The Blu-ray disc camp, led by Sony (SNE), Samsung, and Panasonic (MC), traded minor victories with the HD DVD camp let by Toshiba (TOSBY). But neither side has the sort of momentum that would make consumers feel anything less than anxious about investing their money in a device that runs on what could become the losing format. As a result, they're showing little interest in either format. Combined, only 2.2 million Blu-ray and HD DVD players have been sold worldwide to date, says iSuppli. That amounts to less than 7% of the estimated 32 million HDTV sets in use. "By fighting each other, both sides are losing," iSuppli's Crotty says.

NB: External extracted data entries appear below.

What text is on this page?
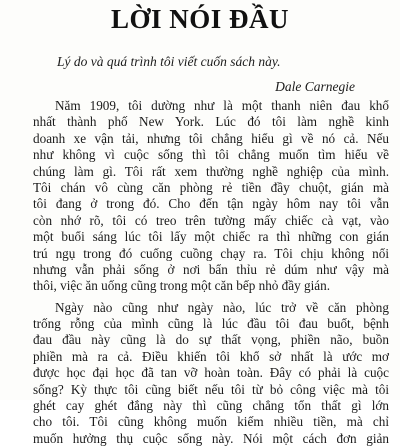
LỜI NÓI ĐẦU
Lý do và quá trình tôi viết cuốn sách này.
Dale Carnegie
Năm 1909, tôi dường như là một thanh niên đau khổ
nhất thành phố New York. Lúc đó tôi làm nghề kinh
doanh xe vận tải, nhưng tôi chẳng hiểu gì về nó cả. Nếu
như không vì cuộc sống thì tôi chẳng muốn tìm hiểu về
chúng làm gì. Tôi rất xem thường nghề nghiệp của mình.
Tôi chán vô cùng căn phòng rẻ tiền đầy chuột, gián mà
tôi đang ở trong đó. Cho đến tận ngày hôm nay tôi vẫn
còn nhớ rõ, tôi có treo trên tường mấy chiếc cà vạt, vào
một buổi sáng lúc tôi lấy một chiếc ra thì những con gián
trú ngụ trong đó cuống cuồng chạy ra. Tôi chịu không nổi
nhưng vẫn phải sống ở nơi bẩn thỉu rẻ dúm như vậy mà
thôi, việc ăn uống cũng trong một căn bếp nhỏ đầy gián.
Ngày nào cũng như ngày nào, lúc trở về căn phòng
trống rỗng của mình cũng là lúc đầu tôi đau buốt, bệnh
đau đầu này cũng là do sự thất vọng, phiền não, buồn
phiền mà ra cả. Điều khiến tôi khổ sở nhất là ước mơ
được học đại học đã tan vỡ hoàn toàn. Đây có phải là cuộc
sống? Kỳ thực tôi cũng biết nếu tôi từ bỏ công việc mà tôi
ghét cay ghét đắng này thì cũng chẳng tổn thất gì lớn
cho tôi. Tôi cũng không muốn kiếm nhiều tiền, mà chỉ
muốn hưởng thụ cuộc sống này. Nói một cách đơn giản
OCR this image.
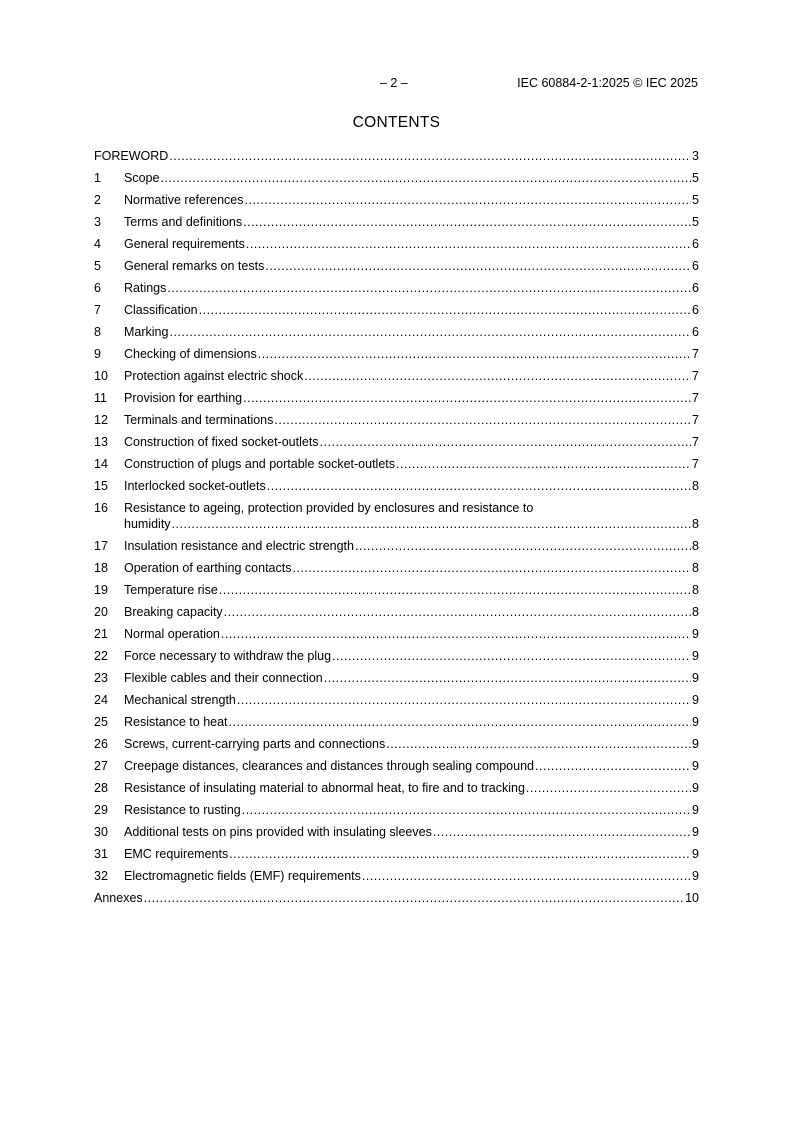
– 2 –	IEC 60884-2-1:2025 © IEC 2025
CONTENTS
FOREWORD .....	3
1	Scope .....	5
2	Normative references .....	5
3	Terms and definitions .....	5
4	General requirements .....	6
5	General remarks on tests .....	6
6	Ratings .....	6
7	Classification .....	6
8	Marking .....	6
9	Checking of dimensions .....	7
10	Protection against electric shock .....	7
11	Provision for earthing .....	7
12	Terminals and terminations .....	7
13	Construction of fixed socket-outlets .....	7
14	Construction of plugs and portable socket-outlets .....	7
15	Interlocked socket-outlets .....	8
16	Resistance to ageing, protection provided by enclosures and resistance to
humidity .....	8
17	Insulation resistance and electric strength .....	8
18	Operation of earthing contacts .....	8
19	Temperature rise .....	8
20	Breaking capacity .....	8
21	Normal operation .....	9
22	Force necessary to withdraw the plug .....	9
23	Flexible cables and their connection .....	9
24	Mechanical strength .....	9
25	Resistance to heat .....	9
26	Screws, current-carrying parts and connections .....	9
27	Creepage distances, clearances and distances through sealing compound .....	9
28	Resistance of insulating material to abnormal heat, to fire and to tracking .....	9
29	Resistance to rusting .....	9
30	Additional tests on pins provided with insulating sleeves .....	9
31	EMC requirements .....	9
32	Electromagnetic fields (EMF) requirements .....	9
Annexes .....	10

For now, awareness of the competing DVD formats remains relatively meager. A recent study by NPD found that 29% of those surveyed had heard of the HD DVD format, while only 20% had heard of Blu-ray discs. A strong holiday season for sales of HDTV sets combined with declining prices for both types of high-definition DVD players may help drive adoption, says Ross Rubin, an NPD analyst.

A price war is already under way. Toshiba's high-end HD DVD player is now listed at about $300, down from price tags of $500 and up (BusinessWeek.com, 6/23/06) earlier this year. And in recent weeks, retailers including Wal-Mart (WMT) and Best Buy (BBY) have featured a Toshiba HD DVD player on sale for $100. Meanwhile, the price on Sony's Blu-ray player has fallen to the $400 range, down from $500 to $600 earlier this year.

There has been one silver lining amid this standoff, for movie makers at least. Of those consumers who have purchased a next-generation DVD player, most plan to replace about a quarter of their existing movie DVD collections with next-generation discs.